In a two-proportions z-test, the null hypothesis is that there is no difference between the proportions of the two samples. This can be expressed as:

H0: p1 = p2

where p1 is the proportion of the first sample and p2 is the proportion of the second sample.

The alternate hypothesis is the opposite of the null hypothesis and is that there is a difference between the proportions of the two samples. This can be expressed as:

Ha: p1 ≠ p2

**b) Left Tail Test: **

A left-tailed hypothesis is one in which the proportion of the first sample is less than that of the second sample. This can be expressed as:

H0: p1 >= p2

Ha: p1 < p2

**c) Right Tail Test: **

A right-tailed hypothesis is one in which the proportion of the first sample is greater than that of the second sample. This can be expressed as:

H0: p1 <= p2

Ha: p1 > p2

## Calculating Test Statistic

The z-score represents the number of standard errors that the difference between the sample proportions is from 0. It is used to determine whether the difference between the proportions of the two samples is statistically significant. There are two approaches to calculating the z value: Pooled and Unpooled approaches.

### a) Two Proportions Z Test with Pooled Approach

The pooled proportion is the weighted average of the proportions of the two samples. It is used in the two-proportions z-test with a pooled approach to estimate the population proportion when the population variances of the two samples are assumed to be equal.

The formula for calculating the pooled proportion is as follows:

$$\LARGE{p_{pooled} = \frac{p1 \cdot n1 + p2 \cdot n2}{n1 + n2}}$$

Where p1 is the proportion of the first sample, p2 is the proportion of the second sample, n1 is the size of the first sample, and n2 is the size of the second sample.

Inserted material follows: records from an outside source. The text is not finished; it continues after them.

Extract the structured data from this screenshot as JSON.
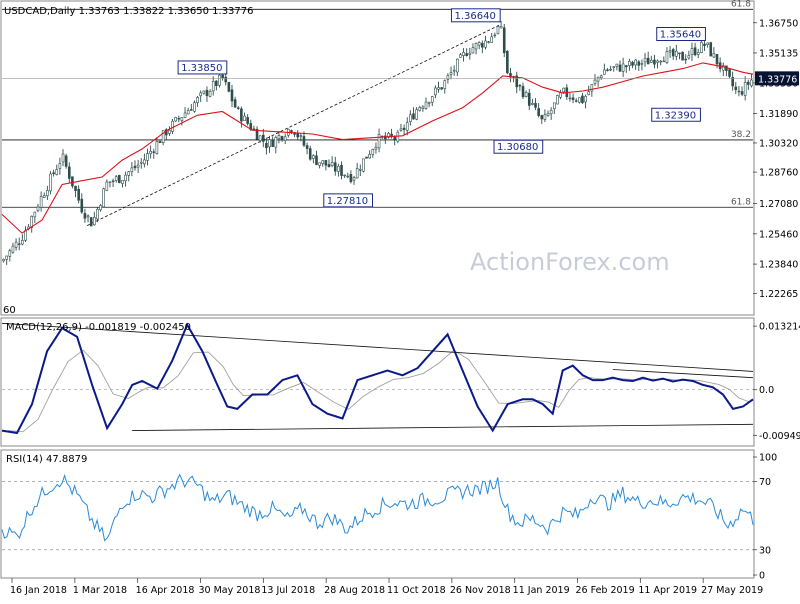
{
  "chart_data": {
    "type": "line",
    "symbol": "USDCAD,Daily",
    "ohlc_text": "1.33763 1.33822 1.33650 1.33776",
    "watermark": "ActionForex.com",
    "last_price_label": "1.33776",
    "price_axis": {
      "range": [
        1.2117,
        1.3786
      ],
      "ticks": [
        "1.36750",
        "1.35135",
        "1.33530",
        "1.31890",
        "1.30320",
        "1.28760",
        "1.27080",
        "1.25460",
        "1.23840",
        "1.22265"
      ]
    },
    "time_axis": {
      "labels": [
        "16 Jan 2018",
        "1 Mar 2018",
        "16 Apr 2018",
        "30 May 2018",
        "13 Jul 2018",
        "28 Aug 2018",
        "11 Oct 2018",
        "26 Nov 2018",
        "11 Jan 2019",
        "26 Feb 2019",
        "11 Apr 2019",
        "27 May 2019"
      ]
    },
    "fib_levels": [
      {
        "label": "61.8",
        "value": 1.3747
      },
      {
        "label": "38.2",
        "value": 1.3048
      },
      {
        "label": "61.8",
        "value": 1.2688
      }
    ],
    "corner_label": "60",
    "pivot_labels": [
      {
        "label": "1.36640",
        "x": 99.5,
        "value": 1.3664
      },
      {
        "label": "1.35640",
        "x": 140.5,
        "value": 1.3564
      },
      {
        "label": "1.33850",
        "x": 44.5,
        "value": 1.3385
      },
      {
        "label": "1.32390",
        "x": 139.5,
        "value": 1.3239
      },
      {
        "label": "1.30680",
        "x": 108,
        "value": 1.3068
      },
      {
        "label": "1.27810",
        "x": 74,
        "value": 1.2781
      }
    ],
    "price_series": {
      "x": [
        0,
        4,
        8,
        12,
        16,
        18,
        21,
        24,
        28,
        33,
        39,
        44,
        47,
        53,
        58,
        62,
        66,
        70,
        75,
        79,
        83,
        88,
        93,
        97,
        99.5,
        101,
        104,
        108,
        112,
        116,
        120,
        124,
        128,
        132,
        136,
        140.5,
        144,
        147,
        150
      ],
      "y": [
        1.24,
        1.253,
        1.275,
        1.296,
        1.268,
        1.26,
        1.282,
        1.285,
        1.293,
        1.31,
        1.326,
        1.338,
        1.32,
        1.302,
        1.312,
        1.295,
        1.29,
        1.285,
        1.305,
        1.306,
        1.322,
        1.334,
        1.353,
        1.358,
        1.366,
        1.34,
        1.331,
        1.314,
        1.33,
        1.326,
        1.342,
        1.344,
        1.346,
        1.35,
        1.349,
        1.356,
        1.342,
        1.329,
        1.3378
      ]
    },
    "ma_series": {
      "x": [
        0,
        4,
        8,
        12,
        16,
        20,
        24,
        28,
        33,
        39,
        44,
        50,
        56,
        62,
        68,
        74,
        80,
        86,
        92,
        96,
        100,
        104,
        108,
        112,
        116,
        120,
        124,
        128,
        132,
        136,
        140,
        144,
        148,
        150
      ],
      "y": [
        1.265,
        1.255,
        1.262,
        1.281,
        1.283,
        1.285,
        1.294,
        1.3,
        1.31,
        1.318,
        1.32,
        1.31,
        1.309,
        1.308,
        1.305,
        1.306,
        1.307,
        1.315,
        1.322,
        1.33,
        1.339,
        1.338,
        1.333,
        1.33,
        1.331,
        1.333,
        1.336,
        1.339,
        1.341,
        1.343,
        1.346,
        1.344,
        1.341,
        1.34
      ]
    },
    "macd": {
      "label": "MACD(12,26,9) -0.001819 -0.002450",
      "range": [
        -0.0115,
        0.0147
      ],
      "ticks": [
        "0.013214",
        "0.0",
        "-0.009496"
      ],
      "macd_series": {
        "x": [
          0,
          3,
          6,
          9,
          12,
          15,
          18,
          21,
          24,
          26,
          28,
          31,
          34,
          37,
          40,
          43,
          45,
          47,
          50,
          53,
          56,
          59,
          62,
          65,
          68,
          71,
          74,
          77,
          80,
          83,
          86,
          89,
          92,
          95,
          98,
          101,
          104,
          106,
          108,
          110,
          112,
          114,
          116,
          118,
          120,
          122,
          124,
          126,
          128,
          130,
          132,
          134,
          136,
          138,
          140,
          142,
          144,
          146,
          148,
          150
        ],
        "y": [
          -0.0085,
          -0.009,
          -0.003,
          0.008,
          0.0128,
          0.011,
          0.001,
          -0.008,
          -0.003,
          0.001,
          0.0018,
          0.0002,
          0.006,
          0.0135,
          0.008,
          0.001,
          -0.0035,
          -0.004,
          -0.001,
          -0.001,
          0.002,
          0.003,
          -0.003,
          -0.005,
          -0.006,
          0.002,
          0.003,
          0.004,
          0.003,
          0.0045,
          0.008,
          0.0115,
          0.004,
          -0.0035,
          -0.0085,
          -0.003,
          -0.002,
          -0.002,
          -0.003,
          -0.005,
          0.004,
          0.005,
          0.003,
          0.002,
          0.002,
          0.0025,
          0.002,
          0.0018,
          0.0025,
          0.0019,
          0.0023,
          0.0017,
          0.0021,
          0.0018,
          0.001,
          0.0005,
          -0.001,
          -0.004,
          -0.0035,
          -0.002
        ]
      },
      "upper_trendline": {
        "x": [
          0,
          150
        ],
        "y": [
          0.0138,
          0.0038
        ]
      },
      "lower_trendline": {
        "x": [
          26,
          150
        ],
        "y": [
          -0.0085,
          -0.0072
        ]
      },
      "recent_trendline": {
        "x": [
          122,
          150
        ],
        "y": [
          0.0042,
          0.0025
        ]
      }
    },
    "rsi": {
      "label": "RSI(14) 47.8879",
      "range": [
        14,
        88
      ],
      "ticks": [
        "100",
        "70",
        "30",
        "0"
      ],
      "levels": [
        70,
        30
      ],
      "series": {
        "x": [
          0,
          3,
          6,
          9,
          12,
          15,
          18,
          21,
          24,
          27,
          30,
          33,
          36,
          39,
          42,
          45,
          48,
          51,
          54,
          57,
          60,
          63,
          66,
          69,
          72,
          75,
          78,
          81,
          84,
          87,
          90,
          93,
          96,
          99,
          101,
          103,
          106,
          109,
          112,
          115,
          118,
          121,
          124,
          127,
          130,
          133,
          136,
          139,
          142,
          145,
          148,
          150
        ],
        "y": [
          42,
          38,
          55,
          66,
          72,
          62,
          47,
          35,
          58,
          63,
          61,
          66,
          71,
          68,
          58,
          62,
          56,
          51,
          54,
          48,
          54,
          46,
          49,
          42,
          50,
          55,
          58,
          57,
          59,
          60,
          63,
          65,
          66,
          70,
          53,
          46,
          48,
          43,
          52,
          50,
          62,
          57,
          63,
          58,
          59,
          57,
          61,
          60,
          55,
          44,
          54,
          47.89
        ]
      }
    }
  }
}
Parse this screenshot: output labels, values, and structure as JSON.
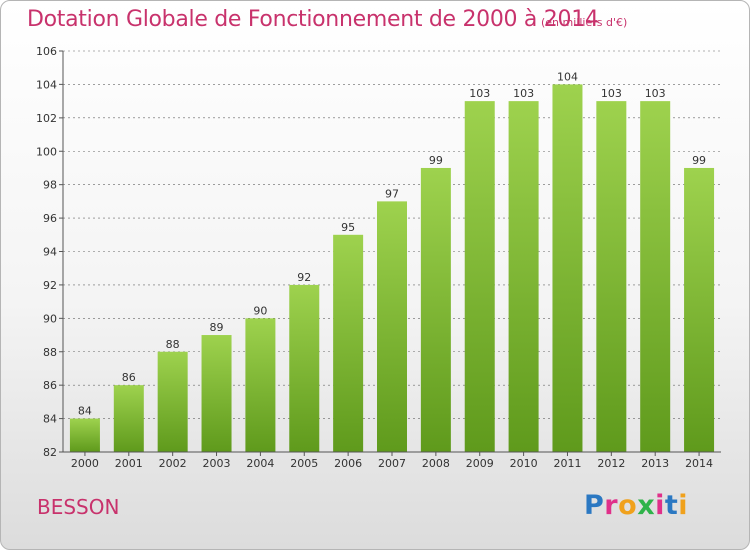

The formula for calculating the test statistic in a two-proportions z-test with a pooled approach is as follows:

$$\LARGE{z = \frac{(p_1 - p_2)}{\sqrt{\frac{p_{pooled}(1 - p_{pooled})}{n_1} + \frac{p_{pooled}(1 - p_{pooled})}{n_2}}}}$$

Where p1 is the proportion of the first sample, p2 is the proportion of the second sample, n1 is the size of the first sample, n2 is the size of the second sample, and p_pooled is the pooled proportion.

### b) Two Proportions Z Test with Unpooled Approach

The formula for calculating the test statistic in a two-proportions z-test with an unpooled approach is as follows:

$$\LARGE{z = \frac{(p1 - p2)}{\sqrt{\frac{p1(1 - p1)}{n1} + \frac{p2(1 - p2)}{n2}}}}$$

Where p1 is the proportion of the first sample, p2 is the proportion of the second sample, n1 is the size of the first sample, and n2 is the size of the second sample.

## Calculating Critical Values

The critical values for the z-score in a two-proportions z-test depend on whether the test is a one-tail or two-tail test.

For a one-tail test, the critical value is determined based on the tail of the distribution in which the alternative hypothesis is located. For example, if the alternative hypothesis is that the proportion of the first sample is greater than the proportion of the second sample, the critical value would be the value that corresponds to the upper tail of the distribution.

For a two-tail test, the critical value is determined based on the significance level of the test and the total area of both tails of the distribution. For example, if the significance level is 0.05 and the test is two-tailed, the critical value would be the value that corresponds to the area in each tail that is equal to 0.025 (since the total area in both tails is 0.05).

## Interpreting the Results

Once you have calculated the test statistic and critical value, you can compare them to determine whether to reject or fail to reject the null hypothesis. If the calculated test statistic is greater than the critical value, you can reject the null hypothesis and accept the alternative hypothesis, indicating that there is a statistically significant difference between the proportions of the two samples.